There have also had to be demonstrations against what the Women’s League of the African National Congress has termed “femicide.” In this country of 50 million people, three women a day are killed by their partners. When news of Steenkamp’s death became front-page news across the country, it pushed out ongoing headlines of the February 2 Western Cape gang rape and mutilation of a 17-year-old girl named Anene Booysen. Before her death, Booysen identified one of her perpetrators: it was someone she both trusted and knew.


This is hardly a South African problem, of course. We are confronting nothing less than a global system of brutal misogyny. Too many men across the world see too many women as repositories of their rage, frustration, narcissism or simply their will to enact violence. The World Health Organization’s reports that depending on the country, anywhere from “15% (Japan) to 71% (Ethiopia) of women report physical and/or sexual violence by an intimate partner at some point in their lives.” Like in South Africa, every statistic on this issue must be viewed with skepticism because of the transnational stigmas and shame that silence women who have survived.


In the United States, rape culture and the rape it produces have been normalized to the point where Notre Dame athletes accused of rape can take the field for a national championship football game without a peep from the sports pages. It’s a country where Fox News host Bob Beckel can ask incredulously, “When’s the last time you heard about rape on a college campus?” It’s a country, and a world, where people are now saying enough is enough.
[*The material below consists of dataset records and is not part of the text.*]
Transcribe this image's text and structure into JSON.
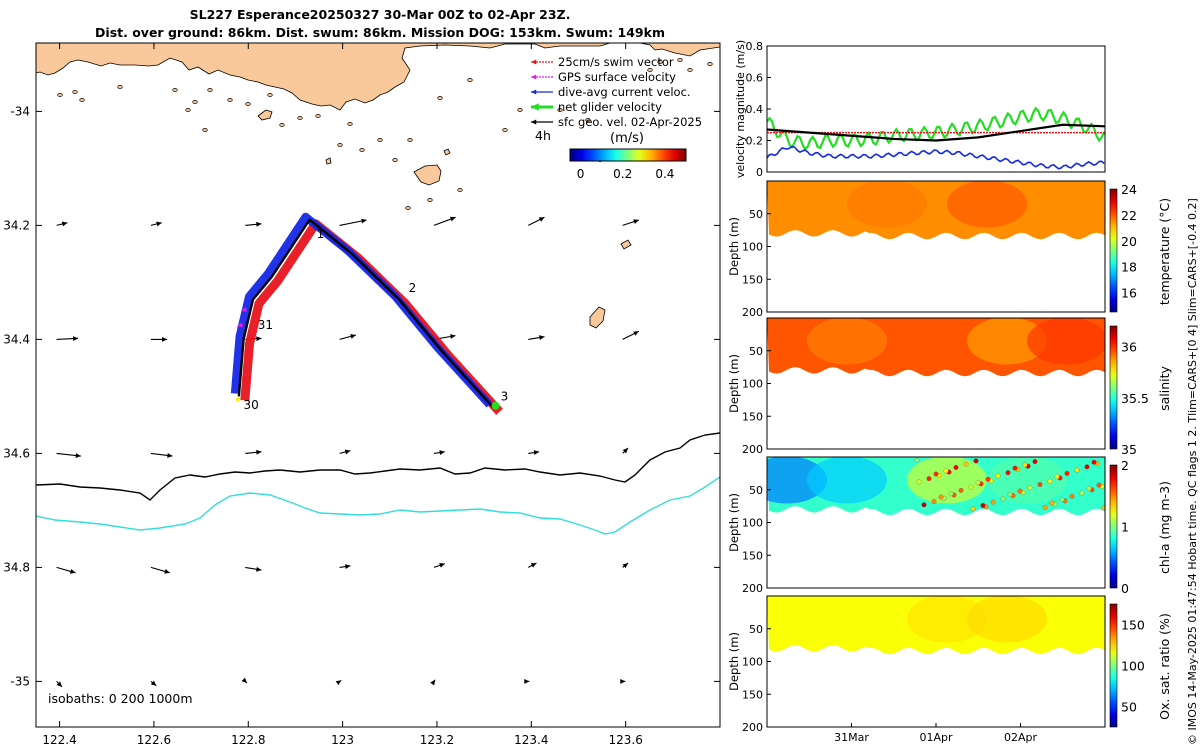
{
  "title_line1": "SL227 Esperance20250327 30-Mar 00Z to 02-Apr 23Z.",
  "title_line2": "Dist. over ground: 86km. Dist. swum: 86km. Mission DOG: 153km. Swum: 149km",
  "side_caption": "© IMOS 14-May-2025 01:47:54 Hobart time. QC flags 1  2. Tlim=CARS+[0 4] Slim=CARS+[-0.4 0.2]",
  "colors": {
    "land": "#f9c89b",
    "swim": "#e8141e",
    "gps": "#e61ee6",
    "current": "#1428e8",
    "net": "#22dd22",
    "geo": "#000000",
    "iso200": "#000000",
    "iso1000": "#33dddd"
  },
  "chart_data": [
    {
      "type": "map",
      "xlim": [
        122.35,
        123.8
      ],
      "ylim": [
        -35.08,
        -33.88
      ],
      "xticks": [
        122.4,
        122.6,
        122.8,
        123,
        123.2,
        123.4,
        123.6
      ],
      "xtick_labels": [
        "122.4",
        "122.6",
        "122.8",
        "123",
        "123.2",
        "123.4",
        "123.6"
      ],
      "yticks": [
        -34,
        -34.2,
        -34.4,
        -34.6,
        -34.8,
        -35
      ],
      "ytick_labels": [
        "-34",
        "34.2",
        "34.4",
        "34.6",
        "34.8",
        "-35"
      ],
      "legend": [
        {
          "label": "25cm/s swim vector",
          "color": "#e8141e",
          "style": "dotted-arrow"
        },
        {
          "label": "GPS surface velocity",
          "color": "#e61ee6",
          "style": "dotted-arrow"
        },
        {
          "label": "dive-avg current veloc.",
          "color": "#1428e8",
          "style": "arrow"
        },
        {
          "label": "net glider velocity",
          "color": "#22dd22",
          "style": "thick-arrow"
        },
        {
          "label": "sfc geo. vel. 02-Apr-2025",
          "color": "#000000",
          "style": "arrow"
        }
      ],
      "legend_position": "top-right",
      "time_step_label": "4h",
      "colorbar": {
        "title": "(m/s)",
        "ticks": [
          0,
          0.2,
          0.4
        ],
        "tick_labels": [
          "0",
          "0.2",
          "0.4"
        ],
        "range": [
          -0.05,
          0.5
        ]
      },
      "isobath_label": "isobaths: 0   200  1000m",
      "track": [
        {
          "lon": 122.78,
          "lat": -34.5
        },
        {
          "lon": 122.79,
          "lat": -34.4
        },
        {
          "lon": 122.81,
          "lat": -34.33
        },
        {
          "lon": 122.85,
          "lat": -34.29
        },
        {
          "lon": 122.93,
          "lat": -34.19
        },
        {
          "lon": 123.02,
          "lat": -34.25
        },
        {
          "lon": 123.12,
          "lat": -34.33
        },
        {
          "lon": 123.21,
          "lat": -34.42
        },
        {
          "lon": 123.32,
          "lat": -34.52
        }
      ],
      "day_labels": [
        {
          "label": "1",
          "lon": 122.945,
          "lat": -34.215
        },
        {
          "label": "2",
          "lon": 123.14,
          "lat": -34.31
        },
        {
          "label": "3",
          "lon": 123.335,
          "lat": -34.5
        },
        {
          "label": "31",
          "lon": 122.82,
          "lat": -34.375
        },
        {
          "label": "30",
          "lon": 122.79,
          "lat": -34.515
        }
      ],
      "geo_vectors": {
        "lons": [
          122.4,
          122.6,
          122.8,
          123.0,
          123.2,
          123.4,
          123.6
        ],
        "lats": [
          -34.2,
          -34.4,
          -34.6,
          -34.8,
          -35.0
        ],
        "u": [
          [
            0.02,
            0.02,
            0.03,
            0.05,
            0.04,
            0.03,
            0.03
          ],
          [
            0.04,
            0.03,
            0.03,
            0.03,
            0.04,
            0.03,
            0.03
          ],
          [
            0.045,
            0.04,
            0.03,
            0.02,
            0.02,
            0.02,
            0.01
          ],
          [
            0.035,
            0.035,
            0.03,
            0.02,
            0.02,
            0.015,
            0.01
          ],
          [
            0.01,
            0.01,
            0.003,
            0.003,
            0.002,
            0.002,
            0.005
          ]
        ],
        "v": [
          [
            0.005,
            0.005,
            0.003,
            0.01,
            0.015,
            0.015,
            0.01
          ],
          [
            0.002,
            0.0,
            0.002,
            0.008,
            0.007,
            0.005,
            0.015
          ],
          [
            -0.005,
            -0.005,
            0.003,
            0.005,
            0.003,
            0.003,
            0.01
          ],
          [
            -0.01,
            -0.01,
            -0.005,
            0.003,
            0.007,
            0.008,
            0.008
          ],
          [
            -0.01,
            -0.008,
            -0.003,
            0.002,
            0.003,
            0.0,
            0.0
          ]
        ]
      }
    },
    {
      "type": "line",
      "ylabel": "velocity magnitude (m/s)",
      "ylim": [
        0,
        0.8
      ],
      "yticks": [
        0,
        0.2,
        0.4,
        0.6,
        0.8
      ],
      "ytick_labels": [
        "0",
        "0.2",
        "0.4",
        "0.6",
        "0.8"
      ],
      "x_range_days": [
        0,
        4
      ],
      "series": [
        {
          "name": "net glider velocity",
          "color": "#22dd22",
          "x": [
            0,
            0.25,
            0.5,
            0.75,
            1.0,
            1.25,
            1.5,
            1.75,
            2.0,
            2.25,
            2.5,
            2.75,
            3.0,
            3.25,
            3.5,
            3.75,
            4.0
          ],
          "values": [
            0.32,
            0.2,
            0.18,
            0.2,
            0.2,
            0.21,
            0.23,
            0.24,
            0.25,
            0.27,
            0.29,
            0.32,
            0.35,
            0.37,
            0.34,
            0.29,
            0.22
          ]
        },
        {
          "name": "25cm/s swim vector",
          "color": "#e8141e",
          "x": [
            0,
            4
          ],
          "values": [
            0.25,
            0.25
          ]
        },
        {
          "name": "dive-avg current veloc.",
          "color": "#1428e8",
          "x": [
            0,
            0.25,
            0.5,
            0.75,
            1.0,
            1.25,
            1.5,
            1.75,
            2.0,
            2.25,
            2.5,
            2.75,
            3.0,
            3.25,
            3.5,
            3.75,
            4.0
          ],
          "values": [
            0.09,
            0.16,
            0.12,
            0.1,
            0.1,
            0.1,
            0.11,
            0.12,
            0.13,
            0.12,
            0.1,
            0.08,
            0.06,
            0.04,
            0.03,
            0.05,
            0.06
          ]
        },
        {
          "name": "sfc geo. vel.",
          "color": "#000000",
          "x": [
            0,
            0.5,
            1.0,
            1.5,
            2.0,
            2.5,
            3.0,
            3.5,
            4.0
          ],
          "values": [
            0.27,
            0.25,
            0.23,
            0.21,
            0.2,
            0.22,
            0.26,
            0.3,
            0.29
          ]
        }
      ]
    },
    {
      "type": "heatmap",
      "variable": "temperature",
      "ylabel": "Depth (m)",
      "colorbar_label": "temperature (°C)",
      "clim": [
        14.5,
        24
      ],
      "colorbar_ticks": [
        16,
        18,
        20,
        22,
        24
      ],
      "ylim": [
        0,
        200
      ],
      "yticks": [
        50,
        100,
        150,
        200
      ],
      "ytick_labels": [
        "50",
        "100",
        "150",
        "200"
      ],
      "max_depth_m": 90,
      "typical_value": 21.5
    },
    {
      "type": "heatmap",
      "variable": "salinity",
      "ylabel": "Depth (m)",
      "colorbar_label": "salinity",
      "clim": [
        35,
        36.2
      ],
      "colorbar_ticks": [
        35,
        35.5,
        36
      ],
      "colorbar_tick_labels": [
        "35",
        "35.5",
        "36"
      ],
      "ylim": [
        0,
        200
      ],
      "yticks": [
        50,
        100,
        150,
        200
      ],
      "ytick_labels": [
        "50",
        "100",
        "150",
        "200"
      ],
      "max_depth_m": 90,
      "typical_value": 35.95
    },
    {
      "type": "heatmap",
      "variable": "chl-a",
      "ylabel": "Depth (m)",
      "colorbar_label": "chl-a (mg m-3)",
      "clim": [
        0,
        2
      ],
      "colorbar_ticks": [
        0,
        1,
        2
      ],
      "ylim": [
        0,
        200
      ],
      "yticks": [
        50,
        100,
        150,
        200
      ],
      "ytick_labels": [
        "50",
        "100",
        "150",
        "200"
      ],
      "max_depth_m": 90,
      "typical_value": 0.85
    },
    {
      "type": "heatmap",
      "variable": "oxygen",
      "ylabel": "Depth (m)",
      "colorbar_label": "Ox. sat. ratio (%)",
      "clim": [
        25,
        175
      ],
      "colorbar_ticks": [
        50,
        100,
        150
      ],
      "ylim": [
        0,
        200
      ],
      "yticks": [
        50,
        100,
        150,
        200
      ],
      "ytick_labels": [
        "50",
        "100",
        "150",
        "200"
      ],
      "x_tick_labels": [
        "31Mar",
        "01Apr",
        "02Apr"
      ],
      "x_tick_days": [
        1,
        2,
        3
      ],
      "max_depth_m": 90,
      "typical_value": 118
    }
  ]
}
It’s a global problem that will get solved only with a global response if we want to even dream of a world where violence against women is a relic of history. That’s the sentiment behind initiatives like “One Billion Rising to End Violence Against Women and Girls,” and this kind of brave solidarity and support is extremely welcome. This very solidarity was displayed by Reeva Steenkamp herself just before her death. Distraught over the murder of Anene Booysen, Steenkamp sent out an instragam message. It read, “I woke up in a happy safe home this morning. Not everyone did. Speak out against the rape of individuals in SA. RIP Anene Booysen.” Short of a billion of us rising, happy and safe homes will not be a reality for the women of the world. It should be. We have to act now unless we want to keep telling the stories of Kasandra Perkins, Anene Booysen and Reeva Steenkamp over and over again, only with different names.